In & Out (1997)

D: Frank Oz
S: Kevin Kline, Joan Cusack, Tom Selleck

Something is very wrong with this picture. What begins as a fairly wacky and entertaining yarn about what happens when mild-mannered, small-town teacher Kevin Kline is thought to be homosexual (which while it might not strike you as being a particularly funny premise is handled well by director Frank Oz) abruptly transforms mid way into a hamfisted political diatribe when he confesses that he really is (despite providing little evidence to prove it). It is not helped by the fact that from the big turning point to the end, Kline virtually disappears from the narrative and we are instead treated to the reactions of his various friends and family to this terribly serious news. It then climaxes with a laughable display of political correctness and a completely unmotivated twist and it ends without ever convincing us that just because a man is neat, sensitive, and likes Barbara Streisand that he must be gay.

One could dismiss the entire thing as a big self-parodic farce, and it certainly plays that way to a point. Near the beginning the film thoroughly mocks the self-important Hollywood 'message movies' which win Oscars such as Philadelphia and Forrest Gump with a scene depicting a short version of a deliberately laughable gay soldier drama entitled "To Serve and Protect". Kline's former student Matt Dillon receives a little gold statuette for it, and makes a speech which spoofs Tom Hanks' acceptance speech in 1994 (where he 'outs' the dumbfounded Kline). Throughout the first half, the film demonstrates a strong sense of the absurd, and Kline is generally good at carrying it off. But it then becomes altogether less funny as characters suffer tearful introspection and wonder about the meaning of their lives when the premise is dropped and an entirely new one taken on board. Meanwhile the protagonist vanishes, and despite his assurance to us that he is homosexual, we get no real sense of how he has arrived at this conclusion and why he is so certain. Given the kind of hysteria surrounding the issue in politically correct films, it is understandable that he might simply assume himself to be gay by inference, but this is not really the point, and if it is, Oz does not bring it out.
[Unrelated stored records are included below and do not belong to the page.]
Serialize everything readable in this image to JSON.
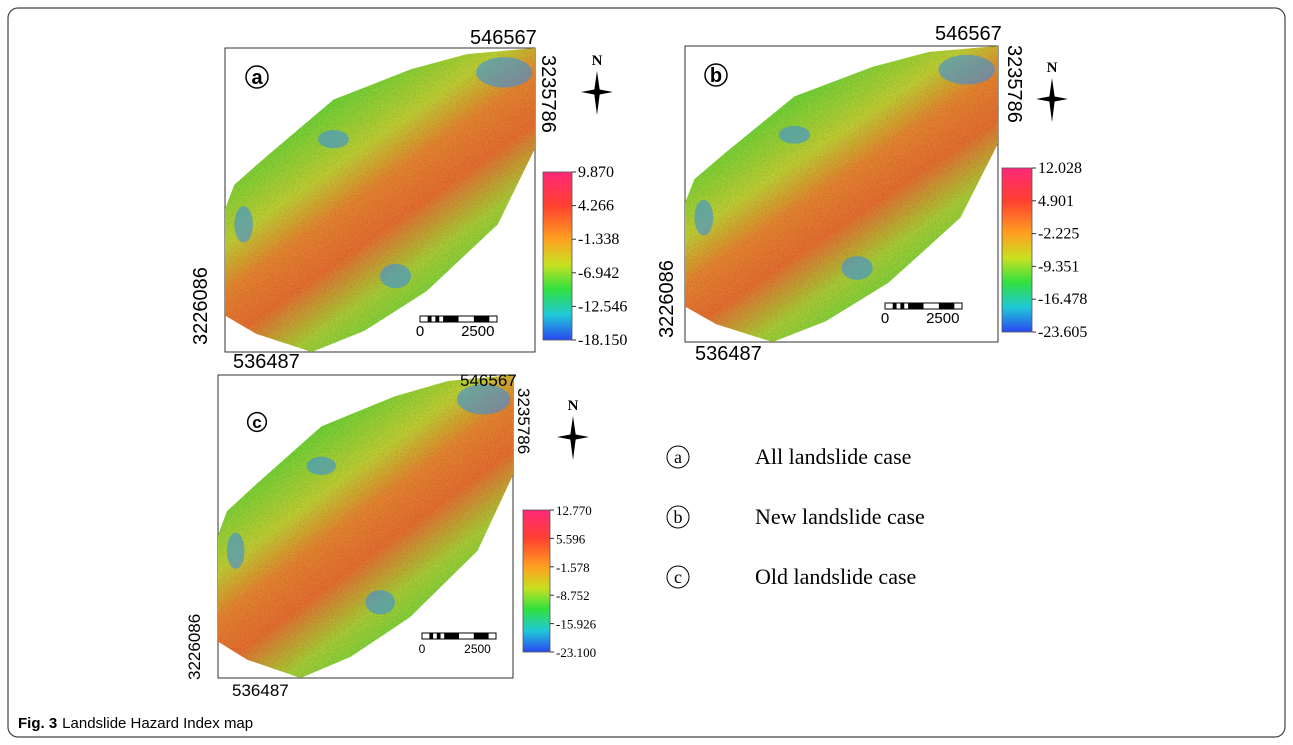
{
  "panels": [
    {
      "label": "a",
      "top_easting": "546567",
      "right_northing": "3235786",
      "left_northing": "3226086",
      "bottom_easting": "536487",
      "north": "N",
      "colorbar_ticks": [
        "9.870",
        "4.266",
        "-1.338",
        "-6.942",
        "-12.546",
        "-18.150"
      ],
      "scale_bar": [
        "0",
        "2500"
      ]
    },
    {
      "label": "b",
      "top_easting": "546567",
      "right_northing": "3235786",
      "left_northing": "3226086",
      "bottom_easting": "536487",
      "north": "N",
      "colorbar_ticks": [
        "12.028",
        "4.901",
        "-2.225",
        "-9.351",
        "-16.478",
        "-23.605"
      ],
      "scale_bar": [
        "0",
        "2500"
      ]
    },
    {
      "label": "c",
      "top_easting": "546567",
      "right_northing": "3235786",
      "left_northing": "3226086",
      "bottom_easting": "536487",
      "north": "N",
      "colorbar_ticks": [
        "12.770",
        "5.596",
        "-1.578",
        "-8.752",
        "-15.926",
        "-23.100"
      ],
      "scale_bar": [
        "0",
        "2500"
      ]
    }
  ],
  "legend": [
    {
      "symbol": "a",
      "text": "All landslide case"
    },
    {
      "symbol": "b",
      "text": "New landslide case"
    },
    {
      "symbol": "c",
      "text": "Old landslide case"
    }
  ],
  "caption": {
    "label": "Fig. 3",
    "text": "Landslide Hazard Index map"
  }
}
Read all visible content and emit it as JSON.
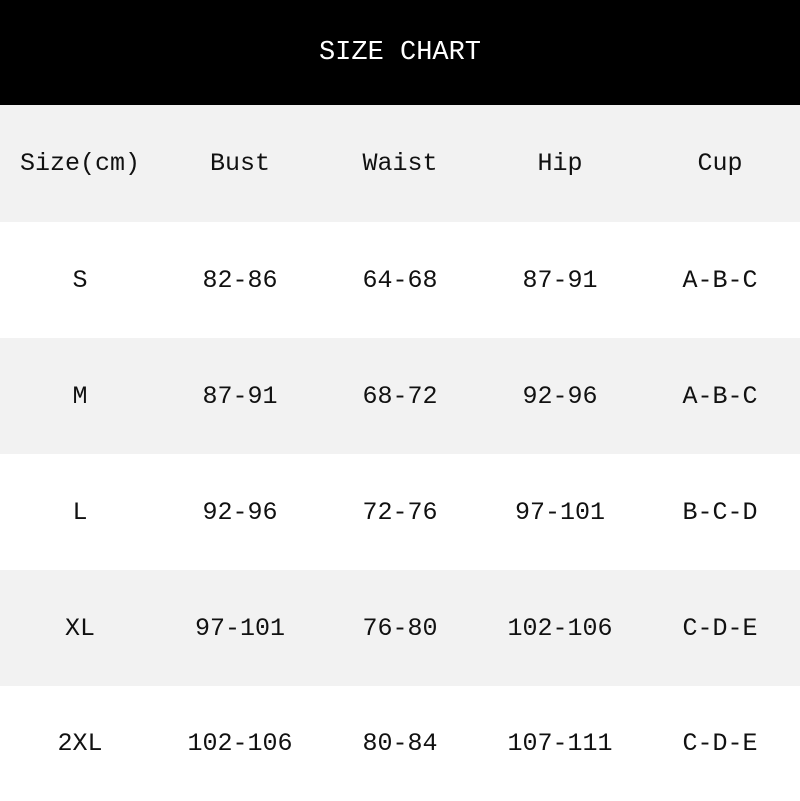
{
  "title": "SIZE CHART",
  "columns": [
    "Size(cm)",
    "Bust",
    "Waist",
    "Hip",
    "Cup"
  ],
  "rows": [
    [
      "S",
      "82-86",
      "64-68",
      "87-91",
      "A-B-C"
    ],
    [
      "M",
      "87-91",
      "68-72",
      "92-96",
      "A-B-C"
    ],
    [
      "L",
      "92-96",
      "72-76",
      "97-101",
      "B-C-D"
    ],
    [
      "XL",
      "97-101",
      "76-80",
      "102-106",
      "C-D-E"
    ],
    [
      "2XL",
      "102-106",
      "80-84",
      "107-111",
      "C-D-E"
    ]
  ],
  "colors": {
    "header_bg": "#000000",
    "stripe": "#f2f2f2",
    "background": "#ffffff"
  }
}
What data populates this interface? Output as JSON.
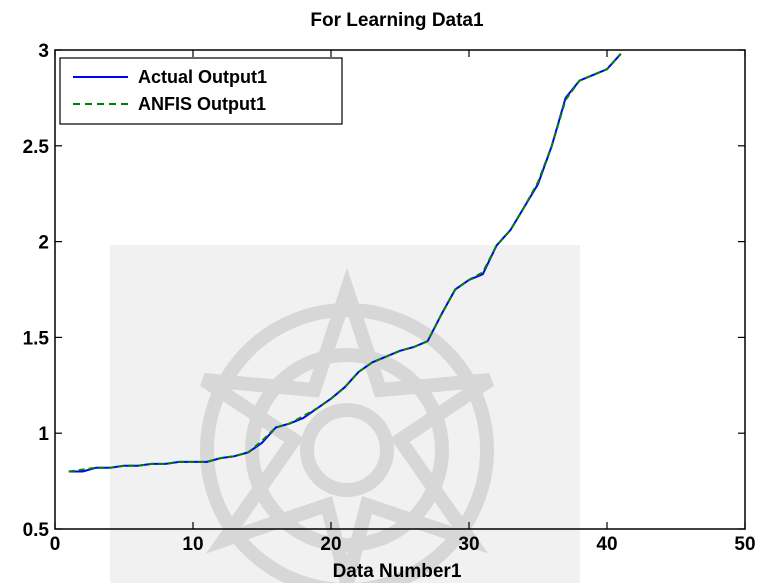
{
  "chart_data": {
    "type": "line",
    "title": "For Learning Data1",
    "xlabel": "Data Number1",
    "ylabel": "",
    "xlim": [
      0,
      50
    ],
    "ylim": [
      0.5,
      3
    ],
    "xticks": [
      0,
      10,
      20,
      30,
      40,
      50
    ],
    "yticks": [
      0.5,
      1,
      1.5,
      2,
      2.5,
      3
    ],
    "xtick_labels": [
      "0",
      "10",
      "20",
      "30",
      "40",
      "50"
    ],
    "ytick_labels": [
      "0.5",
      "1",
      "1.5",
      "2",
      "2.5",
      "3"
    ],
    "grid": false,
    "legend_position": "top-left",
    "x": [
      1,
      2,
      3,
      4,
      5,
      6,
      7,
      8,
      9,
      10,
      11,
      12,
      13,
      14,
      15,
      16,
      17,
      18,
      19,
      20,
      21,
      22,
      23,
      24,
      25,
      26,
      27,
      28,
      29,
      30,
      31,
      32,
      33,
      34,
      35,
      36,
      37,
      38,
      39,
      40,
      41
    ],
    "series": [
      {
        "name": "Actual Output1",
        "color": "#0000ff",
        "dash": "solid",
        "values": [
          0.8,
          0.8,
          0.82,
          0.82,
          0.83,
          0.83,
          0.84,
          0.84,
          0.85,
          0.85,
          0.85,
          0.87,
          0.88,
          0.9,
          0.95,
          1.03,
          1.05,
          1.08,
          1.13,
          1.18,
          1.24,
          1.32,
          1.37,
          1.4,
          1.43,
          1.45,
          1.48,
          1.62,
          1.75,
          1.8,
          1.83,
          1.98,
          2.06,
          2.18,
          2.3,
          2.5,
          2.75,
          2.84,
          2.87,
          2.9,
          2.98
        ]
      },
      {
        "name": "ANFIS Output1",
        "color": "#008000",
        "dash": "dashed",
        "values": [
          0.8,
          0.81,
          0.82,
          0.82,
          0.83,
          0.83,
          0.84,
          0.84,
          0.85,
          0.85,
          0.85,
          0.87,
          0.88,
          0.9,
          0.96,
          1.03,
          1.05,
          1.09,
          1.13,
          1.18,
          1.24,
          1.32,
          1.37,
          1.4,
          1.43,
          1.45,
          1.48,
          1.62,
          1.75,
          1.8,
          1.84,
          1.98,
          2.06,
          2.18,
          2.31,
          2.5,
          2.74,
          2.84,
          2.87,
          2.9,
          2.98
        ]
      }
    ]
  }
}
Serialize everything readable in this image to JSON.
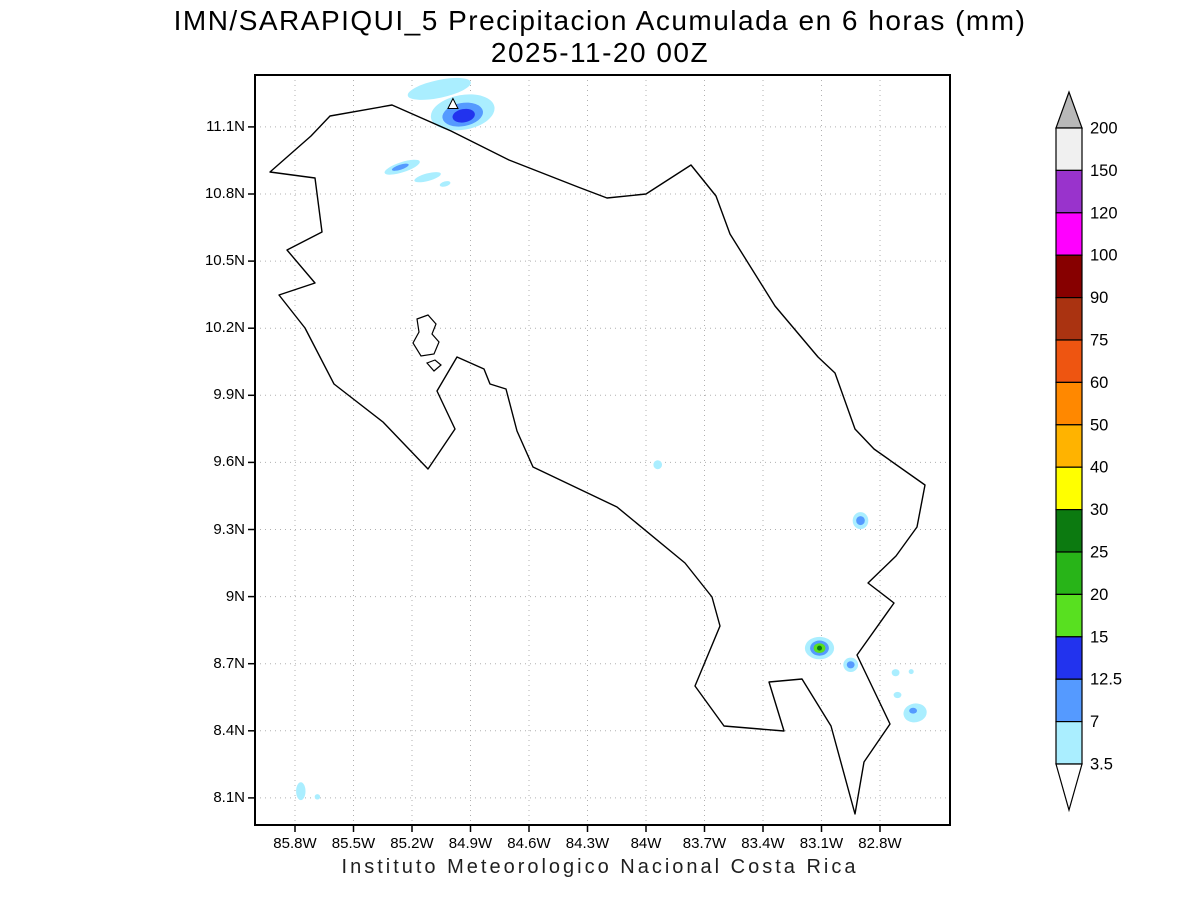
{
  "title": {
    "line1": "IMN/SARAPIQUI_5 Precipitacion Acumulada en 6 horas (mm)",
    "line2": "2025-11-20 00Z"
  },
  "footer": {
    "caption": "Instituto Meteorologico Nacional Costa Rica"
  },
  "chart_data": {
    "type": "heatmap",
    "subtype": "shaded-contour-precipitation-map",
    "title": "IMN/SARAPIQUI_5 Precipitacion Acumulada en 6 horas (mm)",
    "subtitle": "2025-11-20 00Z",
    "region": "Costa Rica",
    "units": "mm",
    "grid": "dotted",
    "axes": {
      "lon_w_range": [
        86.005,
        82.441
      ],
      "lat_n_range": [
        11.332,
        7.979
      ],
      "lon_ticks": [
        {
          "value": 85.8,
          "label": "85.8W"
        },
        {
          "value": 85.5,
          "label": "85.5W"
        },
        {
          "value": 85.2,
          "label": "85.2W"
        },
        {
          "value": 84.9,
          "label": "84.9W"
        },
        {
          "value": 84.6,
          "label": "84.6W"
        },
        {
          "value": 84.3,
          "label": "84.3W"
        },
        {
          "value": 84.0,
          "label": "84W"
        },
        {
          "value": 83.7,
          "label": "83.7W"
        },
        {
          "value": 83.4,
          "label": "83.4W"
        },
        {
          "value": 83.1,
          "label": "83.1W"
        },
        {
          "value": 82.8,
          "label": "82.8W"
        }
      ],
      "lat_ticks": [
        {
          "value": 11.1,
          "label": "11.1N"
        },
        {
          "value": 10.8,
          "label": "10.8N"
        },
        {
          "value": 10.5,
          "label": "10.5N"
        },
        {
          "value": 10.2,
          "label": "10.2N"
        },
        {
          "value": 9.9,
          "label": "9.9N"
        },
        {
          "value": 9.6,
          "label": "9.6N"
        },
        {
          "value": 9.3,
          "label": "9.3N"
        },
        {
          "value": 9.0,
          "label": "9N"
        },
        {
          "value": 8.7,
          "label": "8.7N"
        },
        {
          "value": 8.4,
          "label": "8.4N"
        },
        {
          "value": 8.1,
          "label": "8.1N"
        }
      ]
    },
    "colorbar": {
      "levels_top_to_bottom": [
        "200",
        "150",
        "120",
        "100",
        "90",
        "75",
        "60",
        "50",
        "40",
        "30",
        "25",
        "20",
        "15",
        "12.5",
        "7",
        "3.5"
      ],
      "segment_colors_top_to_bottom": [
        "#f0f0f0",
        "#9933cc",
        "#ff00ff",
        "#870000",
        "#aa3311",
        "#ee5511",
        "#ff8800",
        "#ffb300",
        "#ffff00",
        "#0c7a10",
        "#28b418",
        "#58e020",
        "#2233ee",
        "#559aff",
        "#aaeeff"
      ],
      "above_max_color": "#b8b8b8",
      "below_min_color": "#ffffff"
    },
    "precip_cells": [
      {
        "name": "north-band-west",
        "lon_w": 85.06,
        "lat_n": 11.27,
        "rx_deg": 0.165,
        "ry_deg": 0.04,
        "rot_deg": -12,
        "level_mm": "3.5-7",
        "color": "#aaeeff"
      },
      {
        "name": "north-band-main-outer",
        "lon_w": 84.94,
        "lat_n": 11.165,
        "rx_deg": 0.165,
        "ry_deg": 0.078,
        "rot_deg": -10,
        "level_mm": "3.5-7",
        "color": "#aaeeff"
      },
      {
        "name": "north-band-main-mid",
        "lon_w": 84.94,
        "lat_n": 11.155,
        "rx_deg": 0.105,
        "ry_deg": 0.052,
        "rot_deg": -10,
        "level_mm": "7-12.5",
        "color": "#559aff"
      },
      {
        "name": "north-band-main-core",
        "lon_w": 84.935,
        "lat_n": 11.15,
        "rx_deg": 0.058,
        "ry_deg": 0.03,
        "rot_deg": -10,
        "level_mm": "12.5-15",
        "color": "#2233ee"
      },
      {
        "name": "guanacaste-streak-a",
        "lon_w": 85.25,
        "lat_n": 10.92,
        "rx_deg": 0.095,
        "ry_deg": 0.023,
        "rot_deg": -18,
        "level_mm": "3.5-7",
        "color": "#aaeeff"
      },
      {
        "name": "guanacaste-streak-a-core",
        "lon_w": 85.26,
        "lat_n": 10.92,
        "rx_deg": 0.045,
        "ry_deg": 0.011,
        "rot_deg": -18,
        "level_mm": "7-12.5",
        "color": "#559aff"
      },
      {
        "name": "guanacaste-streak-b",
        "lon_w": 85.12,
        "lat_n": 10.875,
        "rx_deg": 0.07,
        "ry_deg": 0.017,
        "rot_deg": -15,
        "level_mm": "3.5-7",
        "color": "#aaeeff"
      },
      {
        "name": "guanacaste-streak-c",
        "lon_w": 85.03,
        "lat_n": 10.845,
        "rx_deg": 0.028,
        "ry_deg": 0.011,
        "rot_deg": -15,
        "level_mm": "3.5-7",
        "color": "#aaeeff"
      },
      {
        "name": "central-pacific-dot",
        "lon_w": 83.94,
        "lat_n": 9.59,
        "rx_deg": 0.022,
        "ry_deg": 0.02,
        "rot_deg": 0,
        "level_mm": "3.5-7",
        "color": "#aaeeff"
      },
      {
        "name": "talamanca-dot-outer",
        "lon_w": 82.9,
        "lat_n": 9.34,
        "rx_deg": 0.04,
        "ry_deg": 0.038,
        "rot_deg": 0,
        "level_mm": "3.5-7",
        "color": "#aaeeff"
      },
      {
        "name": "talamanca-dot-core",
        "lon_w": 82.9,
        "lat_n": 9.34,
        "rx_deg": 0.022,
        "ry_deg": 0.02,
        "rot_deg": 0,
        "level_mm": "7-12.5",
        "color": "#559aff"
      },
      {
        "name": "south-cell-outer",
        "lon_w": 83.11,
        "lat_n": 8.77,
        "rx_deg": 0.075,
        "ry_deg": 0.05,
        "rot_deg": 0,
        "level_mm": "3.5-7",
        "color": "#aaeeff"
      },
      {
        "name": "south-cell-blue",
        "lon_w": 83.11,
        "lat_n": 8.77,
        "rx_deg": 0.048,
        "ry_deg": 0.034,
        "rot_deg": 0,
        "level_mm": "7-12.5",
        "color": "#559aff"
      },
      {
        "name": "south-cell-green",
        "lon_w": 83.11,
        "lat_n": 8.77,
        "rx_deg": 0.03,
        "ry_deg": 0.022,
        "rot_deg": 0,
        "level_mm": "15-20",
        "color": "#58e020"
      },
      {
        "name": "south-cell-core",
        "lon_w": 83.11,
        "lat_n": 8.77,
        "rx_deg": 0.013,
        "ry_deg": 0.011,
        "rot_deg": 0,
        "level_mm": "25-30",
        "color": "#0c7a10"
      },
      {
        "name": "south-dot-outer",
        "lon_w": 82.95,
        "lat_n": 8.695,
        "rx_deg": 0.038,
        "ry_deg": 0.032,
        "rot_deg": 0,
        "level_mm": "3.5-7",
        "color": "#aaeeff"
      },
      {
        "name": "south-dot-core",
        "lon_w": 82.95,
        "lat_n": 8.695,
        "rx_deg": 0.02,
        "ry_deg": 0.016,
        "rot_deg": 0,
        "level_mm": "7-12.5",
        "color": "#559aff"
      },
      {
        "name": "southeast-dot-a",
        "lon_w": 82.72,
        "lat_n": 8.66,
        "rx_deg": 0.02,
        "ry_deg": 0.016,
        "rot_deg": 0,
        "level_mm": "3.5-7",
        "color": "#aaeeff"
      },
      {
        "name": "southeast-dot-b",
        "lon_w": 82.64,
        "lat_n": 8.665,
        "rx_deg": 0.013,
        "ry_deg": 0.011,
        "rot_deg": 0,
        "level_mm": "3.5-7",
        "color": "#aaeeff"
      },
      {
        "name": "southeast-cell-outer",
        "lon_w": 82.62,
        "lat_n": 8.48,
        "rx_deg": 0.06,
        "ry_deg": 0.042,
        "rot_deg": -10,
        "level_mm": "3.5-7",
        "color": "#aaeeff"
      },
      {
        "name": "southeast-cell-core",
        "lon_w": 82.63,
        "lat_n": 8.49,
        "rx_deg": 0.02,
        "ry_deg": 0.013,
        "rot_deg": 0,
        "level_mm": "7-12.5",
        "color": "#559aff"
      },
      {
        "name": "southeast-cell-small",
        "lon_w": 82.71,
        "lat_n": 8.56,
        "rx_deg": 0.02,
        "ry_deg": 0.014,
        "rot_deg": 0,
        "level_mm": "3.5-7",
        "color": "#aaeeff"
      },
      {
        "name": "southwest-dot-a",
        "lon_w": 85.77,
        "lat_n": 8.13,
        "rx_deg": 0.024,
        "ry_deg": 0.04,
        "rot_deg": 0,
        "level_mm": "3.5-7",
        "color": "#aaeeff"
      },
      {
        "name": "southwest-dot-b",
        "lon_w": 85.685,
        "lat_n": 8.105,
        "rx_deg": 0.014,
        "ry_deg": 0.012,
        "rot_deg": 0,
        "level_mm": "3.5-7",
        "color": "#aaeeff"
      }
    ],
    "station_marker": {
      "symbol": "triangle",
      "lon_w": 84.99,
      "lat_n": 11.2
    }
  }
}
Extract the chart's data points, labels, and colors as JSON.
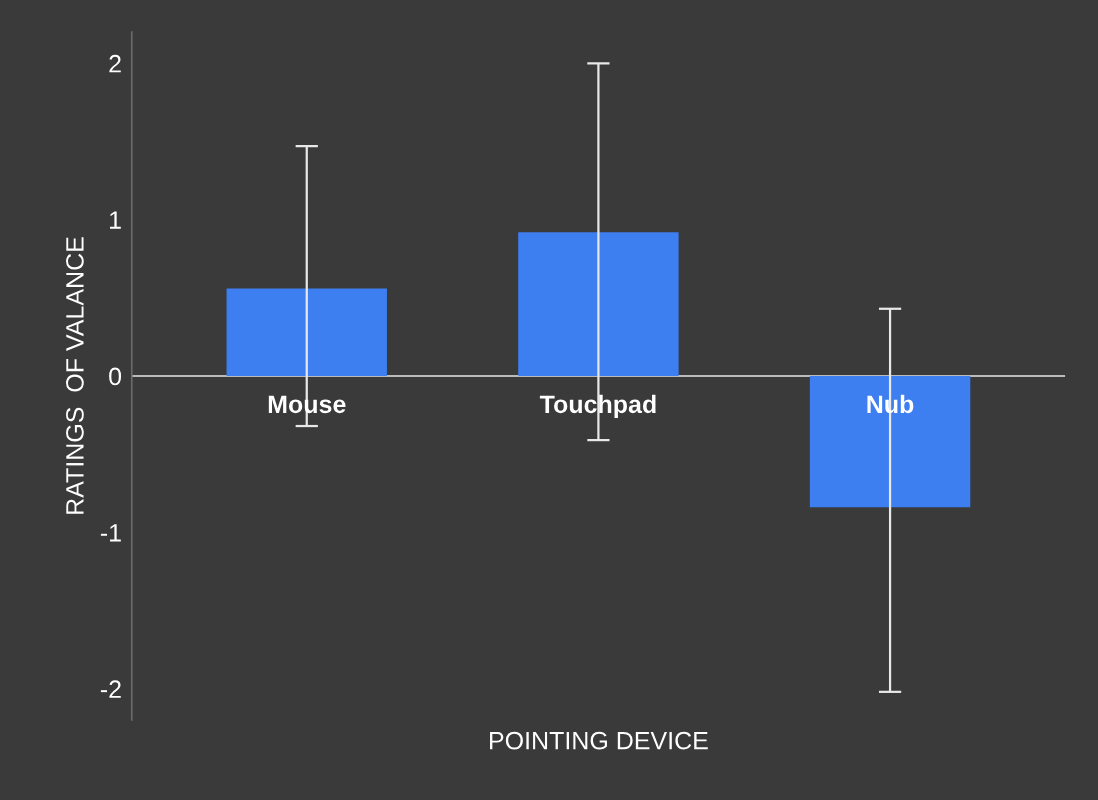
{
  "chart_data": {
    "type": "bar",
    "xlabel": "POINTING DEVICE",
    "ylabel": "RATINGS  OF VALANCE",
    "categories": [
      "Mouse",
      "Touchpad",
      "Nub"
    ],
    "values": [
      0.56,
      0.92,
      -0.84
    ],
    "errors": [
      [
        -0.32,
        1.47
      ],
      [
        -0.41,
        2.0
      ],
      [
        -2.02,
        0.43
      ]
    ],
    "color": "#3d7ef0",
    "ylim": [
      -2.2,
      2.2
    ],
    "yticks": [
      -2,
      -1,
      0,
      1,
      2
    ],
    "grid": false
  }
}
The result is a nasty mess. Audiences will be baffled, not challenged. Straight prejudices are not so much put to the test confused by the film's own fuzzy handling of the issues, and it is doubtful that homosexuals would find it a flattering commentary on contemporary societal attitudes either. It begins by being fun and ends up being boring, which does no justice to a fine cast including support from Debbie Reynolds, Wilford Brimley and Bob Newhart.

If it difficult to discern just what went wrong and where, but the script must certainly be subject to some scrutiny. Like the similarly ill-fated Fierce Creatures, it makes several primary errors in its handling of protagonists and antagonists and the sudden shift in direction half way through is amateurish in the extreme. Director Oz must too be asked some questions. Given the wacky and frequently surreal style of humour in the first half, what prompts the sudden reliance on long dialogue scenes in the latter? Is it all a case of double bluff and is that ending really meant to be a farcical rejoinder to PC attitudes? Perhaps the problem goes to the higher echelons, the mysterious 'them' of Hollywood moneymen and moralists. Did they give the word that a subject as serious as this deserved more serious treatment than it was being given? If so then they obviously didn't see "To Serve and Protect". How a film which pokes a finger in the eye at self importance can suddenly become precisely what it reviles is a mystery.

One thing is certain though: the audience is the victim here. Prospective viewers would do well to bear in mind that despite the hard work of likable performers and a good advertising campaign, this film eventually becomes a downright depressing waste of everyone's time.